As part of my workflow, I am submitting jobs (via cylc play
) to a remote machine with a configuration like:
[[be-mach]]
cylc path = /home/sci123/miniconda3/envs/cylc-8.0rc3/bin
job runner = pbs
install target = localhost
global init-script = """
export WORK_SPACE=/path/to/platform/specific/scratch
"""
from a host defined like:
[[fe-mach]]
cylc path = /home/sci123/miniconda3/envs/cylc-8.0rc3/bin
job runner = pbs
install target = localhost
global init-script = """
export WORK_SPACE=/path/to/platform/specific/scratch
"""
however, when the job fails on the be-mach
platform, it takes a looong time before the failure is recognized on fe-mach
, where I believe the server is running (I think its a server? Sorry if I’m not using the terminology correctly).
Eventually the failure is picked up, and I’ve been digging around the documentation and source code, and it looks like I might be hitting default poll timing of 15 minutes because the default zmq/TCP
communication is failing?
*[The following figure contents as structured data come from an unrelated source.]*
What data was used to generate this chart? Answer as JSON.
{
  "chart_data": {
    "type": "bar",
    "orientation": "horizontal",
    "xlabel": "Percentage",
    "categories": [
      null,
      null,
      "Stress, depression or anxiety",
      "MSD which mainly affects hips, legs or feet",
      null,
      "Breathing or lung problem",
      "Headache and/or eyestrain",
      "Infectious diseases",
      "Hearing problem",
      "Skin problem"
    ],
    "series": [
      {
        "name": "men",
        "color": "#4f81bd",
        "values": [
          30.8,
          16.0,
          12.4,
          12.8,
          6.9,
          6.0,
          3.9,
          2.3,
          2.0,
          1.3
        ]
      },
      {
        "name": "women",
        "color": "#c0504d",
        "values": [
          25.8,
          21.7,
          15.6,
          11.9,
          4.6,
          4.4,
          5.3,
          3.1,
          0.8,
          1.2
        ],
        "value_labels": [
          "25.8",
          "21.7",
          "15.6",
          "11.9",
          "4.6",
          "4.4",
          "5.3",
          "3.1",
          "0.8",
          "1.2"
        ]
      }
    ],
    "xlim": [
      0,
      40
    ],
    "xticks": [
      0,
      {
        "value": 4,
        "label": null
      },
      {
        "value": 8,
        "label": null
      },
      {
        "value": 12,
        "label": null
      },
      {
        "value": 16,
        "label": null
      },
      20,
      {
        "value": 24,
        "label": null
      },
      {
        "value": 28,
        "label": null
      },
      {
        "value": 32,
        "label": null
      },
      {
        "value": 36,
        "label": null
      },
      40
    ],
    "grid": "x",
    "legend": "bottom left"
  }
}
When I run cylc play
without --debug
, in the job.err
file, I see
CylcError: the workflow is no longer running at fe-machlogin.webaddress:PORTNUM
It has moved to fe-machlogin:PORTNUM
i.e. the webaddress
portion is removed?
Running it with --debug
, I get:
2022-07-21T23:36:50Z DEBUG - zmq:send {'command': 'graphql', 'args': {'request_string': '\nmutation (\n $wFlows: [WorkflowID]!,\n $taskJob: String!,\n $eventTime: String,\n $messages: [[String]]\n) {\n message (\n workflows: $wFlows,\n taskJob: $taskJob,\n eventTime: $eventTime,\n messages: $messages\n ) {\n result\n }\n}\n', 'variables': {'wFlows': ['test-dev/run1'], 'taskJob': '60000101T0000Z/model_run/01', 'eventTime': '2022-07-21T23:36:50Z', 'messages': [['CRITICAL', 'failed/ERR']]}}, 'meta': {'prog': 'message', 'host': 'cmpnode-999', 'comms_method': 'zmq'}}
Traceback (most recent call last):
File "/home/sci123/miniconda3/envs/cylc-8.0rc3/bin/cylc", line 10, in <module>
sys.exit(main())
File "/home/sci123/miniconda3/envs/cylc-8.0rc3/lib/python3.9/site-packages/cylc/flow/scripts/cylc.py", line 675, in main
execute_cmd(command, *cmd_args)
File "/home/sci123/miniconda3/envs/cylc-8.0rc3/lib/python3.9/site-packages/cylc/flow/scripts/cylc.py", line 283, in execute_cmd
entry_point.resolve()(*args)
File "/home/sci123/miniconda3/envs/cylc-8.0rc3/lib/python3.9/site-packages/cylc/flow/terminal.py", line 226, in wrapper
wrapped_function(*wrapped_args, **wrapped_kwargs)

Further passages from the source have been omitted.